Every year, trekking companies charge more for Everest Base Camp while the actual costs have barely changed. Here is an honest, itemized breakdown of what EBC really costs — and where your money goes with Budget Trek Nepal.

Fixed Costs (These Are the Same for Everyone)

  • Lukla round-trip flight: $360 (fixed price set by Nepali airlines — everyone pays this)
  • Sagarmatha National Park permit: $30 (government fee)
  • TIMS card: $20 (government fee)
  • Total fixed costs: $410

Variable Costs (Where Budget Operators Save You Money)

  • Guide (14 days): $12.50/day = $175. Our guides earn fair wages. Big operators charge you $25-40/day for the same guide quality, pocketing the difference.
  • Porter (14 days): $10/day = $140 (1 porter per 2 trekkers). Same rate as luxury operators.
  • Teahouse accommodation: $0 — rooms are free or $2-5/night when you order meals. This is standard practice on all EBC treks regardless of price.
  • Meals (14 days): $0 additional — included in our price. Teahouse meals cost $3-8 per meal at altitude.
  • Coordination & emergency fund: $25

Our Total: $750

Compare this to what big operators charge:

  • Large Thamel-based operators: $1,200-$1,500
  • International booking platforms (Viator, G Adventures): $1,500-$2,500
  • Luxury operators: $2,500-$4,000

Where Does the Extra $450-$3,250 Go?

The honest answer: overhead and profit.

  • Thamel office rent: $500-2,000/month
  • Booking platform commission: 15-30% of trip price
  • Marketing and advertising: $2,000-10,000/month
  • Multilayer management (owner, manager, coordinator, guide): each layer adds markup
  • Profit margin: 30-60% on top of actual costs

None of this makes the mountains better. None of this makes your guide more experienced. None of this improves the teahouses you sleep in. You are paying for their overhead, not your experience.

Additional Costs to Budget For (Not Included in Any Trek Price)
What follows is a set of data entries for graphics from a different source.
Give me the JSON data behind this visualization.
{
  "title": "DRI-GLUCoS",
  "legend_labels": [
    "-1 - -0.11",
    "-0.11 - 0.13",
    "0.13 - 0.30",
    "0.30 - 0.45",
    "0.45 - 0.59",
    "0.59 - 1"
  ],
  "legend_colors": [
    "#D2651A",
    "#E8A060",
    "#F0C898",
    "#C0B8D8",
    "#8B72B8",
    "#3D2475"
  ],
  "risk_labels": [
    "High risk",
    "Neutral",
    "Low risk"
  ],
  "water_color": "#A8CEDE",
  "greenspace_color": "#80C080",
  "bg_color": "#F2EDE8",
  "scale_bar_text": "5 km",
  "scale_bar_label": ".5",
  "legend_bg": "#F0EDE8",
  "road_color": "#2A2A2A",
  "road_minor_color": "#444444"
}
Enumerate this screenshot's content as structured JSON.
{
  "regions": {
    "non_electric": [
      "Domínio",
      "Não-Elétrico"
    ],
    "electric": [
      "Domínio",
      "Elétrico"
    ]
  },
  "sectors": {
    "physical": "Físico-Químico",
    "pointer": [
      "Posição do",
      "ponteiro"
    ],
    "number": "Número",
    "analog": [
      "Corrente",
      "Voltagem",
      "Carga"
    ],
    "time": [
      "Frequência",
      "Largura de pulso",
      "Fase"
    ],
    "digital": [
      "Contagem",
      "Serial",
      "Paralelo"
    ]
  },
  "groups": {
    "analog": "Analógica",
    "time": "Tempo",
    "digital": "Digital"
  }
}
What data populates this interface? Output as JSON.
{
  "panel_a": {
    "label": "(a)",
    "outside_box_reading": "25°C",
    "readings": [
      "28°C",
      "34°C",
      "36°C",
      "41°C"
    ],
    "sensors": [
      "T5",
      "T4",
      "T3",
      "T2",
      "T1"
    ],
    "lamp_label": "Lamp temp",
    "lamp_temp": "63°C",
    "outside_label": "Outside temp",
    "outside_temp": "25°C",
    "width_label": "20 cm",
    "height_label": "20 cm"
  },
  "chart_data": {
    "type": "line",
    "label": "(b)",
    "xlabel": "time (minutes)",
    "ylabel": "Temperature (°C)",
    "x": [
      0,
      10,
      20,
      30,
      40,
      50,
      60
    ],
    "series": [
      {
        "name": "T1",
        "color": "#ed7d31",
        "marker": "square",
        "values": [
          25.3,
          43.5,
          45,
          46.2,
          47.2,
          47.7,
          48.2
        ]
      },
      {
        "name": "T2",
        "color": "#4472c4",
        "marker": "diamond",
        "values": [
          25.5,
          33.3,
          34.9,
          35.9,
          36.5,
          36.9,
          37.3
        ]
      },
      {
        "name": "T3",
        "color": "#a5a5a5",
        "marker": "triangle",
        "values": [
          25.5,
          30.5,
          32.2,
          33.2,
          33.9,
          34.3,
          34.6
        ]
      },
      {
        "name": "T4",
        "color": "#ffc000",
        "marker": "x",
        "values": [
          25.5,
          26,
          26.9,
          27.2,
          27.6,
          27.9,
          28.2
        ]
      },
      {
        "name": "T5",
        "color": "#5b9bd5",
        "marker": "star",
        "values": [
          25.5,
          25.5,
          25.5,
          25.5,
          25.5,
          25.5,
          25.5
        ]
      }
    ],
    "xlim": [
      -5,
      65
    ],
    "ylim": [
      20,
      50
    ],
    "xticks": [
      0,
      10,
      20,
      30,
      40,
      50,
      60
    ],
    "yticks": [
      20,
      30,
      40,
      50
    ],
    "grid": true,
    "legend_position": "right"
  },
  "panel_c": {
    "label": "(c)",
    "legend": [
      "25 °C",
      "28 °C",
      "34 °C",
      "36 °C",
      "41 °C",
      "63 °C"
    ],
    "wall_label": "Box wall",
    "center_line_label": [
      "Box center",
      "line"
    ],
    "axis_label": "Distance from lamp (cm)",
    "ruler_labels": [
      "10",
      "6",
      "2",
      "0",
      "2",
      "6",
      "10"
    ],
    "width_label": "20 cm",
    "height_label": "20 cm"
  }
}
  • Travel insurance: $50-100 for 2-3 weeks (mandatory — must cover helicopter evacuation)
  • Gear rental in Kathmandu: $30-70 total (sleeping bag $3/day, down jacket $2/day, trekking poles $1/day)
  • Hot showers on trek: $3-5 each (2-3 times over 14 days)
  • WiFi at teahouses: $3-5 per session
  • Drinks/snacks beyond meals: $2-5/day (tea, chocolate bars, extra water)
  • Tips for guide and porter: $50-100 total (customary and appreciated)
  • Kathmandu hotel (2 nights): $10-20/night for budget hotel in Thamel

Realistic total all-in budget: $900-$1,000 (including our $750 trek price + everything above). Compare with $1,600-$2,800 all-in with an expensive operator. Same experience. $700-$1,800 saved.